The 1908 New York to Paris Race was an automobile competition consisting of drivers attempting to travel from New York to Paris. This was a considerable challenge given the state of automobile technology and road infrastructure at the time. Only three of six contestants completed the course. The winner was the American team, driving a 1907 Thomas Flyer.

In 1907 the Peking to Paris automobile race had inspired an even bolder test of these new machines. The following year the course would be from New York City, USA, to Paris, France, with a planned  ship passage from Nome, Alaska, across the Bering Strait to East Cape, Siberia.

The 1908 New York to Paris Race
The race commenced in Times Square on February 12, 1908. Six cars representing four nations were at the starting line for what would become a 169-day ordeal (making it, in terms of time taken, still the longest motorsport event ever held). The nations represented in the race were Germany, France, Italy, and the United States. Three of the teams (De Dion-Bouton, Motobloc, and Sizaire-Naudin) represented France, while Germany, Italy and the US were represented by a Protos, a Zust, and a Thomas Flyer, respectively. At 11:15 AM, a gunshot signaled the start of the race. Ahead of the competitors were very few paved roads, and in many parts of the world no roads at all. Often, the teams resorted to straddling locomotive rails with their cars riding tie to tie on balloon tires for hundreds of miles when no roads could be found.

The American Thomas Flyer was in the lead after crossing the United States and arriving in San Francisco in 41 days, 8 hours, and 15 minutes.  It was the first crossing of the US by an automobile in winter.

The route then took them to Valdez, Alaska, by ship. The Thomas Flyer crew found impossible conditions in Alaska and the race was rerouted across the Pacific by steamer to Japan where the Americans made their way across to the Sea of Japan. Then it was on to Vladivostok, Siberia, by ship to begin crossing the continents of Asia and Europe. Only three of the competitors made it past Vladivostok: the Protos, the Züst, and the Thomas Flyer.

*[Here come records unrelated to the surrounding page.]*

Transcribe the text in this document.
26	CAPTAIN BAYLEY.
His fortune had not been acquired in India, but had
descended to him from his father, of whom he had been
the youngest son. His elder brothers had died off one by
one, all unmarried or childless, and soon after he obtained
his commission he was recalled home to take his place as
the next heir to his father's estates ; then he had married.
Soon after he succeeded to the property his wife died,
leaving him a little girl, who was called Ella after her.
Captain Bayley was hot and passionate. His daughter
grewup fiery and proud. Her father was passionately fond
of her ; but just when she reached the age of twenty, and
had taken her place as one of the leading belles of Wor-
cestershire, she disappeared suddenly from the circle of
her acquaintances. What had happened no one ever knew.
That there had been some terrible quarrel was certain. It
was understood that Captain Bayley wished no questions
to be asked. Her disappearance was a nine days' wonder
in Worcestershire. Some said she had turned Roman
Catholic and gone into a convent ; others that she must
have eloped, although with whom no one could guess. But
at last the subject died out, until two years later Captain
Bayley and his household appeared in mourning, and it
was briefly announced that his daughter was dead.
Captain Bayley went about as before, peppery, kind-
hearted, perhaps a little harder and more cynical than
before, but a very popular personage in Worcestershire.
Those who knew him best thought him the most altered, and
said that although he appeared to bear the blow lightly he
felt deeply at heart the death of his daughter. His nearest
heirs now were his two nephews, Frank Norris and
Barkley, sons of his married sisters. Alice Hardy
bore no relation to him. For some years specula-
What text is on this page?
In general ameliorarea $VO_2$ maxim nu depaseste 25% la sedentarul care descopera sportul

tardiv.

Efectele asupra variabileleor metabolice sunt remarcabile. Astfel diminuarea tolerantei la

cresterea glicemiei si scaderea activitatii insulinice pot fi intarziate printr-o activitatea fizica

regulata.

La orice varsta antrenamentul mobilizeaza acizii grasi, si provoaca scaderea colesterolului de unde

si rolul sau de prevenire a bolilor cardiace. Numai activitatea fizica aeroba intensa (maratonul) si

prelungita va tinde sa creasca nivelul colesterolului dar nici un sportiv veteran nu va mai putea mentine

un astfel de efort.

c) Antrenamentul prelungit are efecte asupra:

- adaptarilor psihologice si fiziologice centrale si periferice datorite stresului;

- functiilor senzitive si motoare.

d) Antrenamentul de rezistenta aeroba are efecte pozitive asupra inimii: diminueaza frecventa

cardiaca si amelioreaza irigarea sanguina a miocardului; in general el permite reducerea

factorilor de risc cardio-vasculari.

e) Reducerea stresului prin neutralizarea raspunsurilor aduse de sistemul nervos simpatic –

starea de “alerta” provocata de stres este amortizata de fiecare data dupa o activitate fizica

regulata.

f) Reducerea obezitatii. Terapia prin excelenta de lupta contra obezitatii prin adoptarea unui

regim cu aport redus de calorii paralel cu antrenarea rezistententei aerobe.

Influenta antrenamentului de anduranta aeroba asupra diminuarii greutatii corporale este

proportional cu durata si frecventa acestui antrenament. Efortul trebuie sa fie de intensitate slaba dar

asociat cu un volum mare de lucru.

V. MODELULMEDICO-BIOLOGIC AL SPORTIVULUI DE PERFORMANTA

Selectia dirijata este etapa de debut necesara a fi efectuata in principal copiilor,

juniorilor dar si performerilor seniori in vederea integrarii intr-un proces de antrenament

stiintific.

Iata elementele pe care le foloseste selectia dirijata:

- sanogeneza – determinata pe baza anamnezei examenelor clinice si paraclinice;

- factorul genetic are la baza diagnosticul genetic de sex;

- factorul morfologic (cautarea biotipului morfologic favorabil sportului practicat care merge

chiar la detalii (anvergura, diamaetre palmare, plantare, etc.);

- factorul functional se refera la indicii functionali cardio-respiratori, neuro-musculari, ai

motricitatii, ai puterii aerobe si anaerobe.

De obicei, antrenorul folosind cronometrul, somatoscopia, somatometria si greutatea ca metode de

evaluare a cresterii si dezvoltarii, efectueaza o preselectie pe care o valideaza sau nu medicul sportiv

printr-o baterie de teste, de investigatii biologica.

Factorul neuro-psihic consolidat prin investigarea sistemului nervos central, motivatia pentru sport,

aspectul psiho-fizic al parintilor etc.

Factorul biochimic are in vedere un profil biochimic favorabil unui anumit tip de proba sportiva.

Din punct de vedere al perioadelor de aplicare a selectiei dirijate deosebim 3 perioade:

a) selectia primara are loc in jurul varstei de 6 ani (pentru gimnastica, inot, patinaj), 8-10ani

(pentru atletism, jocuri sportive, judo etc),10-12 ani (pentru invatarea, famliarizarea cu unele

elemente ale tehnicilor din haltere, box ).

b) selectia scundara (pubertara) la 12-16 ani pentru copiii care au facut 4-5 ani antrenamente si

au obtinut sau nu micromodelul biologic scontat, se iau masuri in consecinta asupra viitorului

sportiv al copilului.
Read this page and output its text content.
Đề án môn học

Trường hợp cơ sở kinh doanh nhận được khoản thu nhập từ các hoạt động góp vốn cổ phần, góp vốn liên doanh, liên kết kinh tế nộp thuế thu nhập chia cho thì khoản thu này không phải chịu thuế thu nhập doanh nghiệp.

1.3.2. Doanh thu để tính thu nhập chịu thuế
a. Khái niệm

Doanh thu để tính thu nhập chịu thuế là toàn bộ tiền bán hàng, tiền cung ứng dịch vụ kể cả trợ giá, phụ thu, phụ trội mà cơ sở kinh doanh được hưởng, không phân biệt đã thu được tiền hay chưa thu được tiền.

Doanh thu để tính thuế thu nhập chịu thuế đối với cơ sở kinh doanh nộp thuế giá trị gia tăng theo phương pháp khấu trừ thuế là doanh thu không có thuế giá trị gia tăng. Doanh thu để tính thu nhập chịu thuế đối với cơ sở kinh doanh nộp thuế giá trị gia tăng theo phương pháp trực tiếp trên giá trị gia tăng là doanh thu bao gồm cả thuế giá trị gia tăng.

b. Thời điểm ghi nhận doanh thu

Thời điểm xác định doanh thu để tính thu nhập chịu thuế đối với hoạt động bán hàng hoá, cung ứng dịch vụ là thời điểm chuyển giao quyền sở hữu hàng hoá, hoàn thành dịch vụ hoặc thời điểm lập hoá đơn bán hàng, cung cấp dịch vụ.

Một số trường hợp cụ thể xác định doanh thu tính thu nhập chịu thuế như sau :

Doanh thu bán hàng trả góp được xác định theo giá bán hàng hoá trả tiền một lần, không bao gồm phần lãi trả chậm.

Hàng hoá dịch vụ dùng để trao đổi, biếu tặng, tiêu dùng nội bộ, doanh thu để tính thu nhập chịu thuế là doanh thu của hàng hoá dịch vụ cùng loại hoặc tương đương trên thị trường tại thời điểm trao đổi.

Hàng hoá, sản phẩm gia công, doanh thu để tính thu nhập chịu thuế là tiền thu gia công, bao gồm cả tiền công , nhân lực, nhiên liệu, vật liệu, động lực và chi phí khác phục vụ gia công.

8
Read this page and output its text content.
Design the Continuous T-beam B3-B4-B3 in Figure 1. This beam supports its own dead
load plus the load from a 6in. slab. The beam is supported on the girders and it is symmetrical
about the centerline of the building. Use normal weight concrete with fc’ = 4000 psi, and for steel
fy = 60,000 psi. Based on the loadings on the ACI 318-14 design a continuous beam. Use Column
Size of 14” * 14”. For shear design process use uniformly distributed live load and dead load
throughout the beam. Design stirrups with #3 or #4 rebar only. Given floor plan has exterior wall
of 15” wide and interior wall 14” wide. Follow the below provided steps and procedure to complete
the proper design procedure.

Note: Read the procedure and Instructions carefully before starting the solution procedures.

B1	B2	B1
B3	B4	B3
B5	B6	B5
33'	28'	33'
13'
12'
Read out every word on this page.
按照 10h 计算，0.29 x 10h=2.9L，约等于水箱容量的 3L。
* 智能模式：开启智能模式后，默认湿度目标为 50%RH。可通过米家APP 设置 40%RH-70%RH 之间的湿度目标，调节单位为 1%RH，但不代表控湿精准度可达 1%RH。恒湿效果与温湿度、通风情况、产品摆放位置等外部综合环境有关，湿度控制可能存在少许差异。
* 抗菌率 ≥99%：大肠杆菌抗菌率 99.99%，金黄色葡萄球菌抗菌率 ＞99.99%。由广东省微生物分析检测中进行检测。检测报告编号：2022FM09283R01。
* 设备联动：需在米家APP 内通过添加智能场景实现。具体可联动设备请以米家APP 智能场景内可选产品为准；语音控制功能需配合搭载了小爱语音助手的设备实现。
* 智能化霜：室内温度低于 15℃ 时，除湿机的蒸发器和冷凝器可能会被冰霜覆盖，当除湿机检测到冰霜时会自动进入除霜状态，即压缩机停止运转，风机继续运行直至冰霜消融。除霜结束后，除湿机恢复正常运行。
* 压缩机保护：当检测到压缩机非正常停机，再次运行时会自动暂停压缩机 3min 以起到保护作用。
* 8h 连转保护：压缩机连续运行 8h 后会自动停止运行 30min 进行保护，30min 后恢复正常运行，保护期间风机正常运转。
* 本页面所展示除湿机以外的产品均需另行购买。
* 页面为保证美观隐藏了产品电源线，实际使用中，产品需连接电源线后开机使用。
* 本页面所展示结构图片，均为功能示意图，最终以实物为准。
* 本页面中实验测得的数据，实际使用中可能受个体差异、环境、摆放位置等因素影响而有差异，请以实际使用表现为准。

The wet plains of Siberia and Manchuria during the spring thaw made progress difficult. At several points, forward movement was often measured in feet rather than miles per hour. Eventually, the roads improved as Europe approached and the Thomas Flyer arrived in Paris on July 30, 1908, to win, having covered approx 16,700 km. The Germans, driven by Hans Koeppen, arrived in Paris four days earlier, but had been penalized a total of 30 days for not going through Japan and for shipping the Protos part of the way by railcar. That gave the win to the Americans with George Schuster (the only American to go the full distance from New York to Paris) by 26 days (still the largest winning margin in any motorsport event ever). The Italians arrived later in September 1908.

The race was of international interest with daily front page coverage by The New York Times (a cosponsor of the race with the Parisian newspaper Le Matin). The significance of the event extended far beyond the race itself. Together with the Peking to Paris race which took place the year before it established the reliability of the automobile as a dependable means of transportation, eventually taking the automobile from an amusement of the rich to a reliable and viable means of long distance transportation for the masses. It also led to the call for improved roads to be constructed in many parts of the world.

The winning driver George Schuster was inducted into the Automotive Hall of Fame on October 12, 2010.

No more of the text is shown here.